In the end this is all really very simple, so here is a quick summary …

Point 1. Religious liberty thrives and prevails, nobody is suppressing anybody’s right to believe whatever they wish, even if it is clearly all complete nonsense.

Point 2. Open discrimination against people simply because they are different is not a “religious liberty” but is instead bigotry … period.

If you have a hard time getting your head around that second point, well consider this, what if it was discrimination against people who were black or asian or jewish, would that be an acceptable “religious liberty”? People should of course be free to believe nonsense, what they do not get to do is to impose that belief upon others and then claim it is all fine because they have some special entitlement to do so – irrational beliefs do not trump basic civil liberties. There are some beliefs that feel that women should be silent, and much as we might like to see it in this case, should we permit them to impose that upon Ms Odone in the name of religious liberty? There are some beliefs that feel that women should be covered in a burka and not drive a car, should we permit them to impose that upon Ms Odone in the name of religious liberty?

So what does it actually mean to have Christianity in public life?
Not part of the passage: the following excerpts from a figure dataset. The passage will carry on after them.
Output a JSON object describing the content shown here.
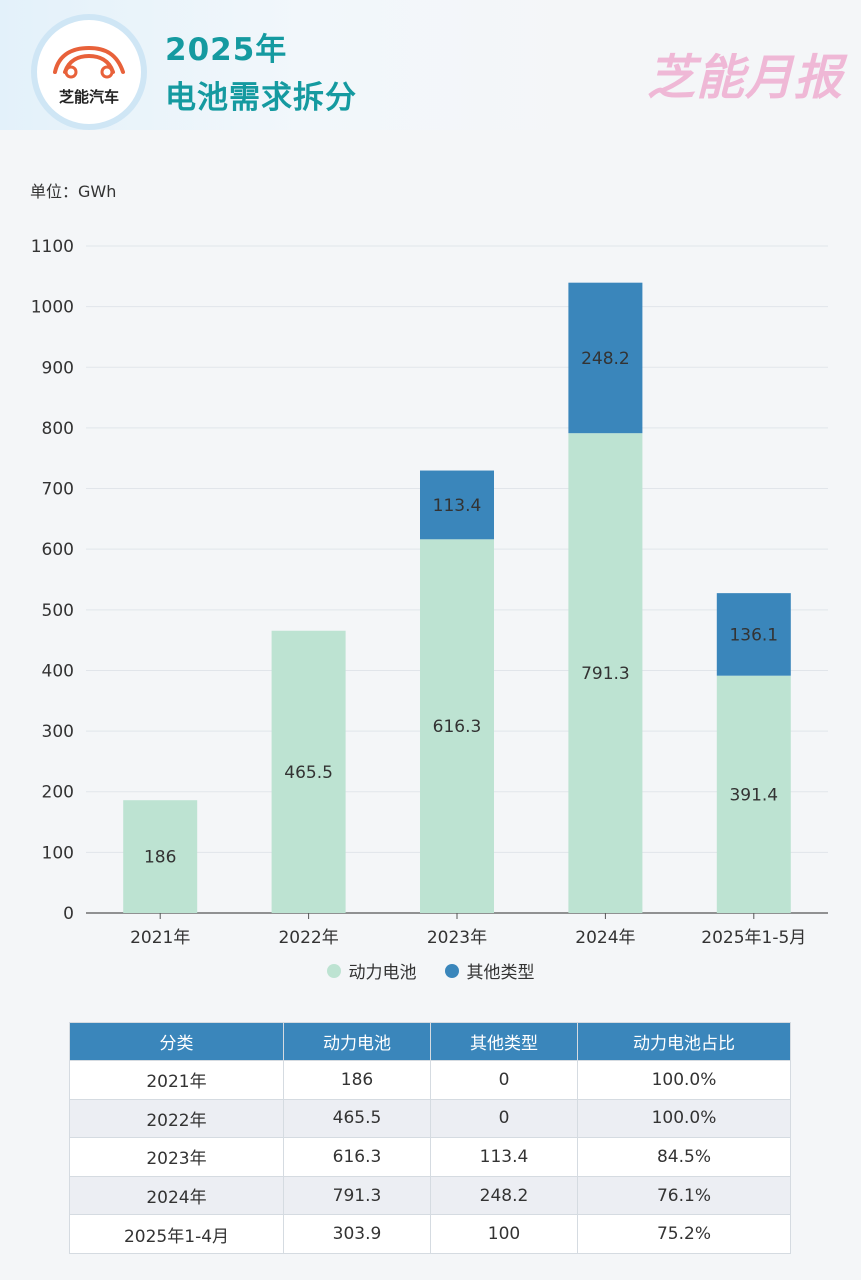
{
  "header": {
    "logo_text": "芝能汽车",
    "title_line1": "2025年",
    "title_line2": "电池需求拆分",
    "brand": "芝能月报"
  },
  "unit_label": "单位：GWh",
  "colors": {
    "power": "#bde3d2",
    "other": "#3a86bb",
    "title": "#159aa0"
  },
  "chart_data": {
    "type": "bar",
    "stacked": true,
    "categories": [
      "2021年",
      "2022年",
      "2023年",
      "2024年",
      "2025年1-5月"
    ],
    "series": [
      {
        "name": "动力电池",
        "values": [
          186,
          465.5,
          616.3,
          791.3,
          391.4
        ]
      },
      {
        "name": "其他类型",
        "values": [
          0,
          0,
          113.4,
          248.2,
          136.1
        ]
      }
    ],
    "ylim": [
      0,
      1100
    ],
    "yticks": [
      0,
      100,
      200,
      300,
      400,
      500,
      600,
      700,
      800,
      900,
      1000,
      1100
    ],
    "ylabel": "单位：GWh",
    "grid": true,
    "legend": "bottom"
  },
  "table": {
    "headers": [
      "分类",
      "动力电池",
      "其他类型",
      "动力电池占比"
    ],
    "rows": [
      [
        "2021年",
        "186",
        "0",
        "100.0%"
      ],
      [
        "2022年",
        "465.5",
        "0",
        "100.0%"
      ],
      [
        "2023年",
        "616.3",
        "113.4",
        "84.5%"
      ],
      [
        "2024年",
        "791.3",
        "248.2",
        "76.1%"
      ],
      [
        "2025年1-4月",
        "303.9",
        "100",
        "75.2%"
      ]
    ]
  }
}
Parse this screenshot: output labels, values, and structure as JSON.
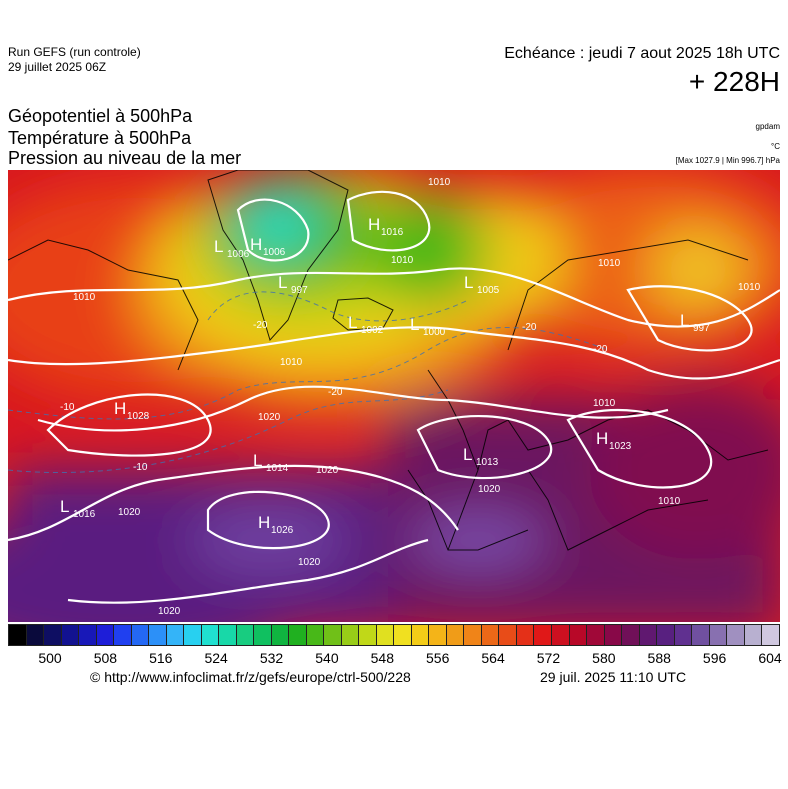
{
  "header": {
    "run_title": "Run GEFS (run controle)",
    "run_date": "29 juillet 2025 06Z",
    "valid_time": "Echéance : jeudi 7 aout 2025 18h UTC",
    "lead_time": "+ 228H"
  },
  "parameters": {
    "line1": "Géopotentiel à 500hPa",
    "line2": "Température à 500hPa",
    "line3": "Pression au niveau de la mer"
  },
  "units": {
    "geopotential": "gpdam",
    "temperature": "°C",
    "maxmin": "[Max 1027.9 | Min 996.7] hPa"
  },
  "pressure_centers": [
    {
      "type": "L",
      "value": "1006"
    },
    {
      "type": "H",
      "value": "1006"
    },
    {
      "type": "H",
      "value": "1016"
    },
    {
      "type": "L",
      "value": "997"
    },
    {
      "type": "L",
      "value": "1005"
    },
    {
      "type": "L",
      "value": "1002"
    },
    {
      "type": "L",
      "value": "1000"
    },
    {
      "type": "L",
      "value": "997"
    },
    {
      "type": "H",
      "value": "1028"
    },
    {
      "type": "L",
      "value": "1014"
    },
    {
      "type": "L",
      "value": "1013"
    },
    {
      "type": "H",
      "value": "1023"
    },
    {
      "type": "L",
      "value": "1016"
    },
    {
      "type": "H",
      "value": "1026"
    }
  ],
  "isobar_labels": [
    "1010",
    "1010",
    "1010",
    "1010",
    "1010",
    "1010",
    "1010",
    "1020",
    "1020",
    "1020",
    "1020",
    "1020",
    "1020",
    "1010"
  ],
  "isotherm_labels": [
    "-20",
    "-20",
    "-20",
    "-10",
    "-10",
    "-20"
  ],
  "colorbar": {
    "colors": [
      "#000000",
      "#0a0a3c",
      "#0e0e62",
      "#121290",
      "#1818b8",
      "#1e1ed8",
      "#2040f0",
      "#2468f4",
      "#2c90f8",
      "#34b4f8",
      "#28d0f0",
      "#20e0d0",
      "#18d8a8",
      "#18cc80",
      "#10c060",
      "#10b440",
      "#20b020",
      "#48b818",
      "#70c018",
      "#98cc18",
      "#c0d818",
      "#e0e020",
      "#f0e020",
      "#f4cc18",
      "#f4b418",
      "#f09c18",
      "#f08418",
      "#ec6818",
      "#e84c18",
      "#e43018",
      "#e01818",
      "#cc1020",
      "#b80828",
      "#a00838",
      "#880848",
      "#701058",
      "#601870",
      "#582080",
      "#603090",
      "#7050a0",
      "#8870b0",
      "#a090c0",
      "#b8b0d0",
      "#d0c8e0"
    ],
    "ticks": [
      "500",
      "508",
      "516",
      "524",
      "532",
      "540",
      "548",
      "556",
      "564",
      "572",
      "580",
      "588",
      "596",
      "604"
    ],
    "range": [
      500,
      604
    ]
  },
  "footer": {
    "url": "© http://www.infoclimat.fr/z/gefs/europe/ctrl-500/228",
    "generated": "29 juil. 2025 11:10 UTC"
  }
}
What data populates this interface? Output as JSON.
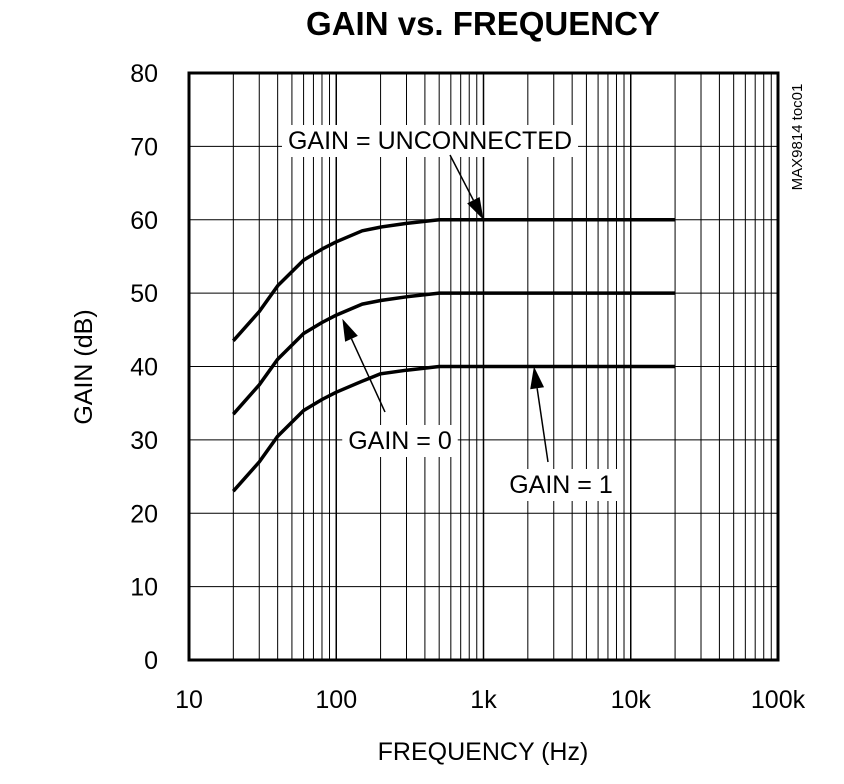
{
  "chart_data": {
    "type": "line",
    "title": "GAIN vs. FREQUENCY",
    "xlabel": "FREQUENCY (Hz)",
    "ylabel": "GAIN (dB)",
    "x_scale": "log",
    "xlim": [
      10,
      100000
    ],
    "ylim": [
      0,
      80
    ],
    "grid": true,
    "x_ticks": [
      10,
      100,
      1000,
      10000,
      100000
    ],
    "x_tick_labels": [
      "10",
      "100",
      "1k",
      "10k",
      "100k"
    ],
    "y_ticks": [
      0,
      10,
      20,
      30,
      40,
      50,
      60,
      70,
      80
    ],
    "y_tick_labels": [
      "0",
      "10",
      "20",
      "30",
      "40",
      "50",
      "60",
      "70",
      "80"
    ],
    "series": [
      {
        "name": "GAIN = UNCONNECTED",
        "x": [
          20,
          30,
          40,
          60,
          80,
          100,
          150,
          200,
          300,
          500,
          1000,
          5000,
          20000
        ],
        "y": [
          43.5,
          47.5,
          51,
          54.5,
          56,
          57,
          58.5,
          59,
          59.5,
          60,
          60,
          60,
          60
        ]
      },
      {
        "name": "GAIN = 0",
        "x": [
          20,
          30,
          40,
          60,
          80,
          100,
          150,
          200,
          300,
          500,
          1000,
          5000,
          20000
        ],
        "y": [
          33.5,
          37.5,
          41,
          44.5,
          46,
          47,
          48.5,
          49,
          49.5,
          50,
          50,
          50,
          50
        ]
      },
      {
        "name": "GAIN = 1",
        "x": [
          20,
          30,
          40,
          60,
          80,
          100,
          150,
          200,
          300,
          500,
          1000,
          5000,
          20000
        ],
        "y": [
          23,
          27,
          30.5,
          34,
          35.5,
          36.5,
          38,
          39,
          39.5,
          40,
          40,
          40,
          40
        ]
      }
    ],
    "annotations": [
      {
        "text": "GAIN = UNCONNECTED",
        "points_to": {
          "x": 1000,
          "y": 60
        }
      },
      {
        "text": "GAIN = 0",
        "points_to": {
          "x": 110,
          "y": 46.5
        }
      },
      {
        "text": "GAIN = 1",
        "points_to": {
          "x": 2200,
          "y": 40
        }
      }
    ],
    "figure_code": "MAX9814 toc01"
  }
}
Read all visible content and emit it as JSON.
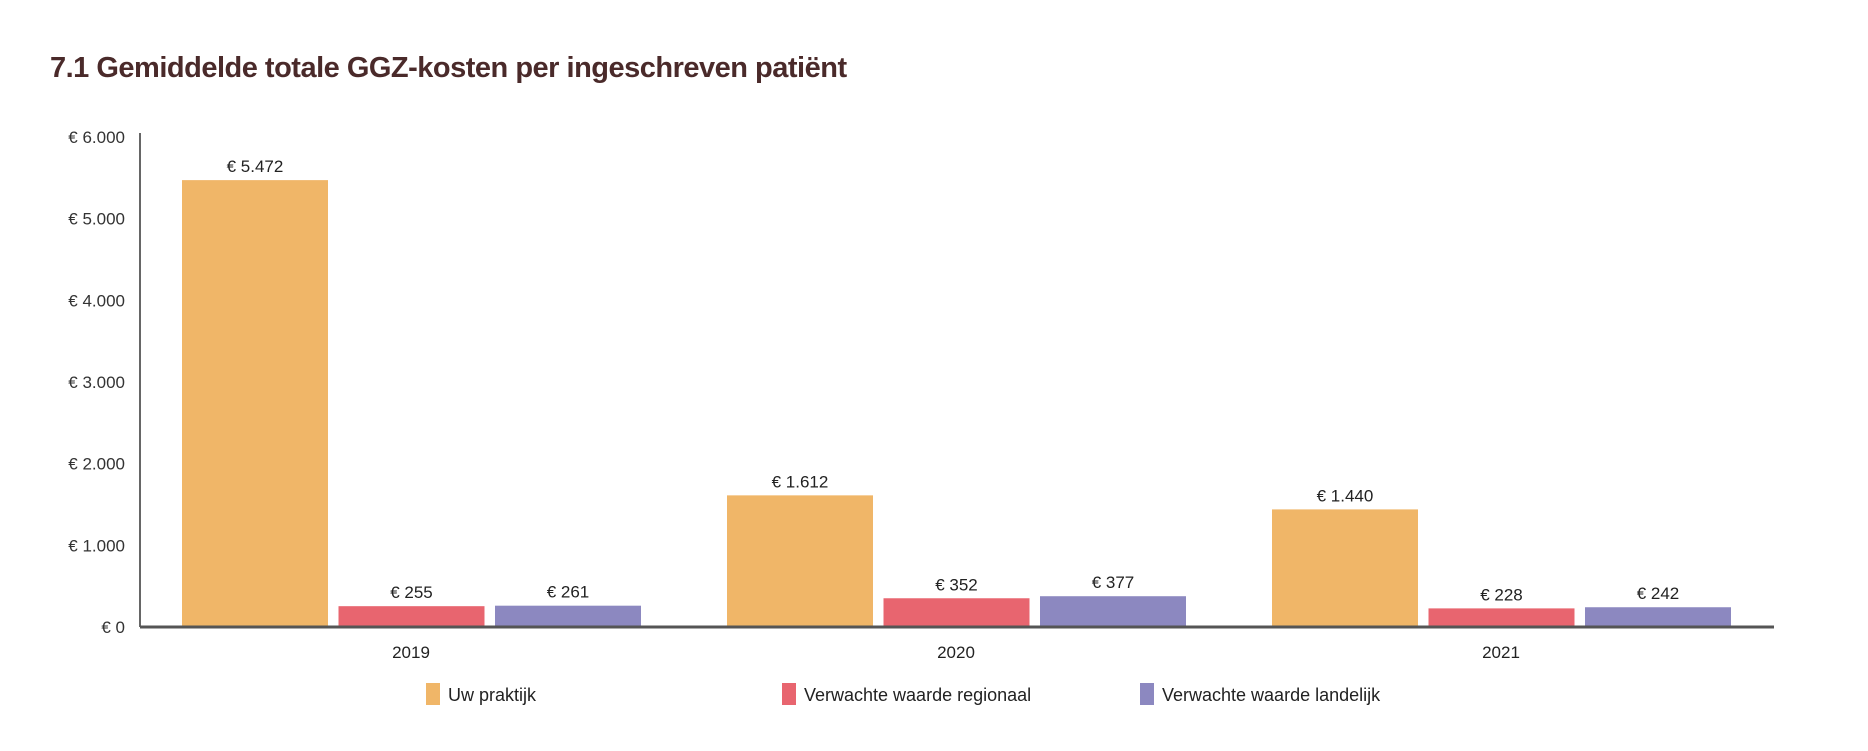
{
  "chart_data": {
    "type": "bar",
    "title": "7.1 Gemiddelde totale GGZ-kosten per ingeschreven patiënt",
    "xlabel": "",
    "ylabel": "",
    "categories": [
      "2019",
      "2020",
      "2021"
    ],
    "ylim": [
      0,
      6000
    ],
    "yticks": [
      0,
      1000,
      2000,
      3000,
      4000,
      5000,
      6000
    ],
    "ytick_labels": [
      "€ 0",
      "€ 1.000",
      "€ 2.000",
      "€ 3.000",
      "€ 4.000",
      "€ 5.000",
      "€ 6.000"
    ],
    "grid": false,
    "legend_position": "bottom",
    "series": [
      {
        "name": "Uw praktijk",
        "color": "#F0B668",
        "values": [
          5472,
          1612,
          1440
        ],
        "labels": [
          "€ 5.472",
          "€ 1.612",
          "€ 1.440"
        ]
      },
      {
        "name": "Verwachte waarde regionaal",
        "color": "#E8656F",
        "values": [
          255,
          352,
          228
        ],
        "labels": [
          "€ 255",
          "€ 352",
          "€ 228"
        ]
      },
      {
        "name": "Verwachte waarde landelijk",
        "color": "#8C88C0",
        "values": [
          261,
          377,
          242
        ],
        "labels": [
          "€ 261",
          "€ 377",
          "€ 242"
        ]
      }
    ]
  }
}
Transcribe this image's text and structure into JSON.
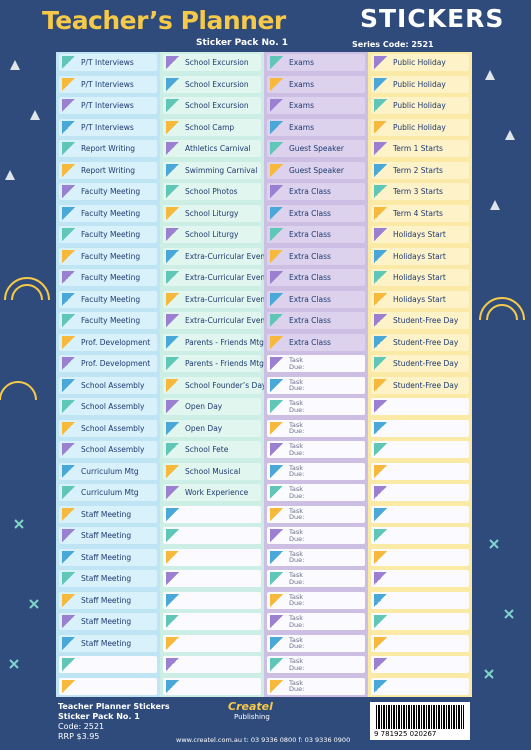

Today in practise it means that discrimination and intolerance are permitted to prevail and that one specific belief is empowered to hold a very special position of privilege and influence:

  • The UK’s House of Lords is populated with Bishops that nobody elected. The only reason there are there is because they have an imaginary friend, and so this permits them to interfere in the law-making process – reform is very badly needed.
  • The publicly funded BBC has a daily “Thought for the day” that welcomes any religious belief, but bans non-believers.
  • When it comes to laying a wreath at the annual remembrance ceremony, religion is permitted without question, but if you are a humanist, then forget it, you are not permitted.
  • The secondary school near where I live is funded by my tax money, yet they will not accept my children. Why? The school is associated with a church and so they are permitted to discriminate in favour of those that are religious. – This also screams out for reform. In fact many parents play the game of suddenly finding god a few months before the start of term, and so this discrimination will naturally lead to the selection of the children of mostly dishonest parents.

So will I miss all this “loving” christian “tolerance” in the public square when it finally passes away?

I think you can guess the answer.

Ms Odone is free to live by whatever religious rules she wishes to embrace, but belief, any belief and all beliefs, should never be permitted to discriminate and impose. We are not there yet and still have some way to go, but things are indeed going in the right direction, one that in the end will lead to a far better more tolerance less oppressive culture.